L’obiettivo dell’associazione no-profit, che ha come slogan “buono, pulito e giusto”, è invece quello di “realizzare 10.000 orti buoni, puliti e giusti nelle scuole e nei villaggi africani” per “garantire alle comunità cibo fresco e sano, ma anche formare una rete di leader consapevoli del valore della propria terra e della propria cultura; protagonisti del cambiamento e del futuro di questo continente”.

Petrini commenta così sul palco di Piazza San Giovanni: “Tutti dicono bisogna aiutarli là, poi nessuno fa niente”, e questa è l’occasione, l’opportunità per aiutare le comunità locali, combattendo il land grabbing (l’accaparramento delle terre coltivabili). Il testo recita “Il futuro del mondo è il ritorno alla terra”, ed è nella terra che risiede la saggezza degli anziani e la creatività dei giovani, perchè no?

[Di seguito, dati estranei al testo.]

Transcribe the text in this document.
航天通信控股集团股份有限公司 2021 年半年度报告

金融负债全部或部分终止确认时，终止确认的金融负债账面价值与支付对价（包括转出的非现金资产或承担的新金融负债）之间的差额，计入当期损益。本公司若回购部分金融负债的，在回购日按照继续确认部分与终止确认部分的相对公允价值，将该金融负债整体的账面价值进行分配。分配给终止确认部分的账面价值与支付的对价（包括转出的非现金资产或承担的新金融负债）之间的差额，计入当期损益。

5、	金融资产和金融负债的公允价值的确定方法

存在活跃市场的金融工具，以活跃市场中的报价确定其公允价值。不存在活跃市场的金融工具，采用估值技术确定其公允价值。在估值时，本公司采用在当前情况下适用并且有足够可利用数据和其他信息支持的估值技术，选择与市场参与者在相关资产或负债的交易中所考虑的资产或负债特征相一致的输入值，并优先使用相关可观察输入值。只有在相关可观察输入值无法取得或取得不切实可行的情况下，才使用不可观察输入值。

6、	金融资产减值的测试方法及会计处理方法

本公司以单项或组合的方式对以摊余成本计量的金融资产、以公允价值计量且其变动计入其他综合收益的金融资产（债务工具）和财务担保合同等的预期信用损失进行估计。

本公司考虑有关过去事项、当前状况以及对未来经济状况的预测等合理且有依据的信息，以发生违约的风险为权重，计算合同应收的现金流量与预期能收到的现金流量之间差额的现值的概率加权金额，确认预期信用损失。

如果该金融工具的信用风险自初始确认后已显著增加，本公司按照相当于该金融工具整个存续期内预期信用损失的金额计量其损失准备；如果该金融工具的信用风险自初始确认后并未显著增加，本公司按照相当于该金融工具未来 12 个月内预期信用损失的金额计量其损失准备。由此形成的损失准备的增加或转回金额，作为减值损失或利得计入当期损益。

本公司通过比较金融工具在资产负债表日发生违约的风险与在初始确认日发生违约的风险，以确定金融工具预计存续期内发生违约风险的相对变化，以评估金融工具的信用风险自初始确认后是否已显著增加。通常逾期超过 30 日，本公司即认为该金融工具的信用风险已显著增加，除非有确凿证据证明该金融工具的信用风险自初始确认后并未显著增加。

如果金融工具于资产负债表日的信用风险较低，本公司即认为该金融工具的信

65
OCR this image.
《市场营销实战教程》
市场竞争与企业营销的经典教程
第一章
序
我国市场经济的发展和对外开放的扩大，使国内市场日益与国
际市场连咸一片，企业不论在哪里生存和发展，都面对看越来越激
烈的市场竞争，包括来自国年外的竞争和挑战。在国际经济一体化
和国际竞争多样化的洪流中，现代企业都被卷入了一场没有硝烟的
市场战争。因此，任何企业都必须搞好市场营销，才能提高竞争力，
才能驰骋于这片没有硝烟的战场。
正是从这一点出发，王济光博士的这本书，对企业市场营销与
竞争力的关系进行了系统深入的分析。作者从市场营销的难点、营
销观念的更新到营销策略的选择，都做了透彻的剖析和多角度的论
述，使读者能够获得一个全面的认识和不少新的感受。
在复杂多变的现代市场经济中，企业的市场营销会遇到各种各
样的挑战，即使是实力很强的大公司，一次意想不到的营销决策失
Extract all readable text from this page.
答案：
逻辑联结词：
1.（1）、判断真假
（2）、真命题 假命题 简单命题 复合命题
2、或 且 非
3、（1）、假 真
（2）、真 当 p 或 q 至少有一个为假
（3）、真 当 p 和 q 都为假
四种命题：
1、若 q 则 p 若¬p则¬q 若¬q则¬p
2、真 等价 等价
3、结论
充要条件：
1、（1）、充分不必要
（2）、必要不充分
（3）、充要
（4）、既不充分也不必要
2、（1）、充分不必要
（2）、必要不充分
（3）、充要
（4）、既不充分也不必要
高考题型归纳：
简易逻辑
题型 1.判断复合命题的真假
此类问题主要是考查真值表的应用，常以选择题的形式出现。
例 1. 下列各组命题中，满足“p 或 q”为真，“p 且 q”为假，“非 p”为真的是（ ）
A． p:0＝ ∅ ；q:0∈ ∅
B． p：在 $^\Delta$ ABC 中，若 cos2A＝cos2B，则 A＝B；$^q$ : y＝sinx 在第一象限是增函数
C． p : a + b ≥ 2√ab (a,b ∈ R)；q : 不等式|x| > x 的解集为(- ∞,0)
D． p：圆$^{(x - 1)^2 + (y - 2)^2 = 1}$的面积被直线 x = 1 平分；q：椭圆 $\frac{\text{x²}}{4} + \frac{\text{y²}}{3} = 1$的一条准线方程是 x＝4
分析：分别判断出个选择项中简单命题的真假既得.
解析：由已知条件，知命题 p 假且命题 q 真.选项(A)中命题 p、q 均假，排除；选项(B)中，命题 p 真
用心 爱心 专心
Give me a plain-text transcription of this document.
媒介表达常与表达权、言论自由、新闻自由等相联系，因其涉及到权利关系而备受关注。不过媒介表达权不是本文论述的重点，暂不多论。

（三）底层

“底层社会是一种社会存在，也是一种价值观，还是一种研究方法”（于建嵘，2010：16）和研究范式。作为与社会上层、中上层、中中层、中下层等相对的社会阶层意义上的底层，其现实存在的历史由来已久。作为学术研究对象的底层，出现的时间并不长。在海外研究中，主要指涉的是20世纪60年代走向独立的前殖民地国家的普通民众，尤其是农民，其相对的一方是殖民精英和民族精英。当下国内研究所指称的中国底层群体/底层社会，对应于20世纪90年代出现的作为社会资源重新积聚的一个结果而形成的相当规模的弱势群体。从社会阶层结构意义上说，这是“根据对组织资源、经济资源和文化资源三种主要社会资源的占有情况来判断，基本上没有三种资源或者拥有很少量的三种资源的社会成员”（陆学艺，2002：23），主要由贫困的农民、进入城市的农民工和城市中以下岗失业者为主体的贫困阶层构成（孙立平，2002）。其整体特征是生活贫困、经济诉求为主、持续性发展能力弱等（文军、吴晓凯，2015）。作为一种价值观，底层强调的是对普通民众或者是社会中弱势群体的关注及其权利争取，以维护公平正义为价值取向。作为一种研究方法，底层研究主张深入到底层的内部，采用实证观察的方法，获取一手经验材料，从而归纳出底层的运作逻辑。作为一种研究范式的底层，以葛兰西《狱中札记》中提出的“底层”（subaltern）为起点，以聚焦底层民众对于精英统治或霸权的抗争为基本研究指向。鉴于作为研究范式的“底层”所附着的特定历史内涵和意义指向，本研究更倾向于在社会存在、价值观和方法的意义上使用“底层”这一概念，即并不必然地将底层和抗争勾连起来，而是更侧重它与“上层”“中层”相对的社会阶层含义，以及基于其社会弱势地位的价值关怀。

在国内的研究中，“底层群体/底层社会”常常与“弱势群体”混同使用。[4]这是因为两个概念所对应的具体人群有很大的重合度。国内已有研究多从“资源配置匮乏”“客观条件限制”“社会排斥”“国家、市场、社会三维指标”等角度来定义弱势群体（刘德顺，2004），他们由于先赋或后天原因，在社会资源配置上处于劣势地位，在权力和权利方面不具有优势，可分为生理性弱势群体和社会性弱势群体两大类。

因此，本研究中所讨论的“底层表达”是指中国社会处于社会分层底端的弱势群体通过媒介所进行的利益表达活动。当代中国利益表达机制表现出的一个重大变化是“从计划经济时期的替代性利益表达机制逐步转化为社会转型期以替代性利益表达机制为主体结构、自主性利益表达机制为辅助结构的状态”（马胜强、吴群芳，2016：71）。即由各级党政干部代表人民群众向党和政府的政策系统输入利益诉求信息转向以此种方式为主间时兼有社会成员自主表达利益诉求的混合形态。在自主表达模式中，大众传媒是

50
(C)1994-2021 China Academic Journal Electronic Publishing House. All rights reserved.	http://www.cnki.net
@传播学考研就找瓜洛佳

Il ritornello della canzone è penetrante e incisivo: Siamo tutti Africani. Tutti Africani. a ricordarci che i confini talvolta sono solo geografici, che le radici dell’uomo sono le stesse, che il Mediterraneo è solo il mare che bagna terre diverse ma è anche l’acqua che le tiene unite. Siamo liberi e siamo migranti allo stesso tempo, siamo tutti parte integrante di un’unica meravigliosa Terra.